Social determinants of health contribute to excessive levels of uncontrolled blood pressure in black adults compared to white adults taking antihypertensive medications, researchers reported.
“many Social determinants of health Laws and policies can be reached, some of which perpetuate longstanding structural racism that limits opportunities for educational, social and economic progress. “ Orwasegun Phip Akiniere, MD, MPH, A professor and colleague in the Department of Epidemiology at the University of Alabama at Birmingham wrote: high blood pressure“Although the American Heart Association recognizes structural racism as a root cause of racism, Disparities in health and cardiovascular disease, addressing structural racism requires interventions at the individual, interpersonal and institutional levels. “
To determine the impact of social determinants of health on the high proportion of black adults with uncontrolled BP, Akinyelure et al. elderly people.

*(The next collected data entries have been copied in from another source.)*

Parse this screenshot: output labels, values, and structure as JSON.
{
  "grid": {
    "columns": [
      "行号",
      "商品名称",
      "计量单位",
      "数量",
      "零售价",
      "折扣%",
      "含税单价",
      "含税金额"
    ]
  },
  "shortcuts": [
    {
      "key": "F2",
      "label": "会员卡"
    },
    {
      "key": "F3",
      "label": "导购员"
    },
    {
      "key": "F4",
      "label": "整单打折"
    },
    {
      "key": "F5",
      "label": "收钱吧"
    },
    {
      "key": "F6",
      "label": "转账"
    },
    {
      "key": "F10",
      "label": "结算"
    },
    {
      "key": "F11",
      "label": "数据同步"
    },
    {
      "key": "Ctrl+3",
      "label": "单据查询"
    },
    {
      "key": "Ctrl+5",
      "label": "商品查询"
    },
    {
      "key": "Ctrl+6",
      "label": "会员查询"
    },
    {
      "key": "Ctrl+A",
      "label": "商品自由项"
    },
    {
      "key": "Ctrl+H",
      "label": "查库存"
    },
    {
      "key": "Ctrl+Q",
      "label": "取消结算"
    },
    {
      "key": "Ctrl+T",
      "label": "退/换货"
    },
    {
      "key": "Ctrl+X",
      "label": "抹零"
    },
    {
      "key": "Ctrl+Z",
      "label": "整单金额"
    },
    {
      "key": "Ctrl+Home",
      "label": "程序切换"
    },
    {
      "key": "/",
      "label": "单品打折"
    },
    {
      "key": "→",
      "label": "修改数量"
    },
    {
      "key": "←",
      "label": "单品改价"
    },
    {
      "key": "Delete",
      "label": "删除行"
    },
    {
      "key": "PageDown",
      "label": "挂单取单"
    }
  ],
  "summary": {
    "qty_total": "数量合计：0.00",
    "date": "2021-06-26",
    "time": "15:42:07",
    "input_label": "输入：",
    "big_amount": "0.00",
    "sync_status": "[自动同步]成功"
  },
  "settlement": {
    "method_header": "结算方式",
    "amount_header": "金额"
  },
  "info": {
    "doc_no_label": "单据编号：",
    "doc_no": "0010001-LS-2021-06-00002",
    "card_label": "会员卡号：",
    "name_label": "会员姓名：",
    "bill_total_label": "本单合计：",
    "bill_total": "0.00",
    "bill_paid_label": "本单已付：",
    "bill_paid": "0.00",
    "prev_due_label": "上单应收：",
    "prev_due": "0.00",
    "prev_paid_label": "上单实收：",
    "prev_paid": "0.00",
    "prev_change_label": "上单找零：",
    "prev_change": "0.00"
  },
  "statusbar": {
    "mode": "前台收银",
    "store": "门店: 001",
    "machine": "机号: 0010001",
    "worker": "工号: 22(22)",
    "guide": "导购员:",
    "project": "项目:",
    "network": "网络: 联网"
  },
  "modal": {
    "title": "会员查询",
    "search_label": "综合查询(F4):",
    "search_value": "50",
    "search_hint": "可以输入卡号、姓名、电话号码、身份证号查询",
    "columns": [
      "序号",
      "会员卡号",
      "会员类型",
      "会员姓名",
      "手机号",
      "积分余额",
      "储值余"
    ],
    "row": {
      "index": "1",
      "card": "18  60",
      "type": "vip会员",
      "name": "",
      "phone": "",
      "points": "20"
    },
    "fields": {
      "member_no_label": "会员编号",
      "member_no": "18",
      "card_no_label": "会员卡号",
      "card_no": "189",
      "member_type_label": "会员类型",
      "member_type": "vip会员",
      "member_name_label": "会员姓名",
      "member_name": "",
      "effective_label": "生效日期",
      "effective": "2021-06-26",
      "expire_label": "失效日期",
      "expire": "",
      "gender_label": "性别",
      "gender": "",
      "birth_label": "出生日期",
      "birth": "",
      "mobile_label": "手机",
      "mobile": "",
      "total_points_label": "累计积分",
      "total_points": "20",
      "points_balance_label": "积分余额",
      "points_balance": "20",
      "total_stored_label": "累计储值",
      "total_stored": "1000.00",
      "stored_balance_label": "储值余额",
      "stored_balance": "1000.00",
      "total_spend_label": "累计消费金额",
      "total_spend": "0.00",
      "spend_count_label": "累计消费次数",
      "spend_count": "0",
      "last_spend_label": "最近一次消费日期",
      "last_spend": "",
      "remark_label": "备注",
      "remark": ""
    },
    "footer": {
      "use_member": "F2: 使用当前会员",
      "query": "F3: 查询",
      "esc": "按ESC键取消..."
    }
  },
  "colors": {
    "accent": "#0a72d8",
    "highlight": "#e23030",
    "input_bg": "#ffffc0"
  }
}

Researchers collected BP measurements from the REGARDS study and utilized the Healthy People 2030 Framework of Social Determinants of Health. This includes education, economics, social conditions, neighborhoods, and healthcare categories.
Akinyelure and colleagues found that social determinants of health mediate 33% (95% CI, 22.1-46.8) differences in uncontrolled hypertension in black adults compared with white adults.
Furthermore, the social determinant of health that contributed most to the excess levels of uncontrolled blood pressure in black adults compared with white adults was lower annual household income (mediated percent, 15.8%; 95% CI, 10.8). -22.8), low level of education (percentage, 10.5%; 95% CI, 5.6-15.4), living in an area where health professionals are scarce (percentage, 10.4%; 95% CI, 6.5) -14.7), live in disadvantaged areas (prevalence rate, 11%; 95% CI, 4.4-18) and live in postal codes with high poverty rates (prevalence rate, 9.7%; 95% CI, 3.8). -15.5).
“Interventions that address social determinants of health at the public policy, environmental, organizational, and individual levels may improve BP control and reduce the black-white disparity in cardiovascular disease mortality. ’” wrote the researcher. “Future research is needed that builds on current findings and uses current data to assess a wider range of social determinants of health, including other individual-level measures of access to care.” will be.”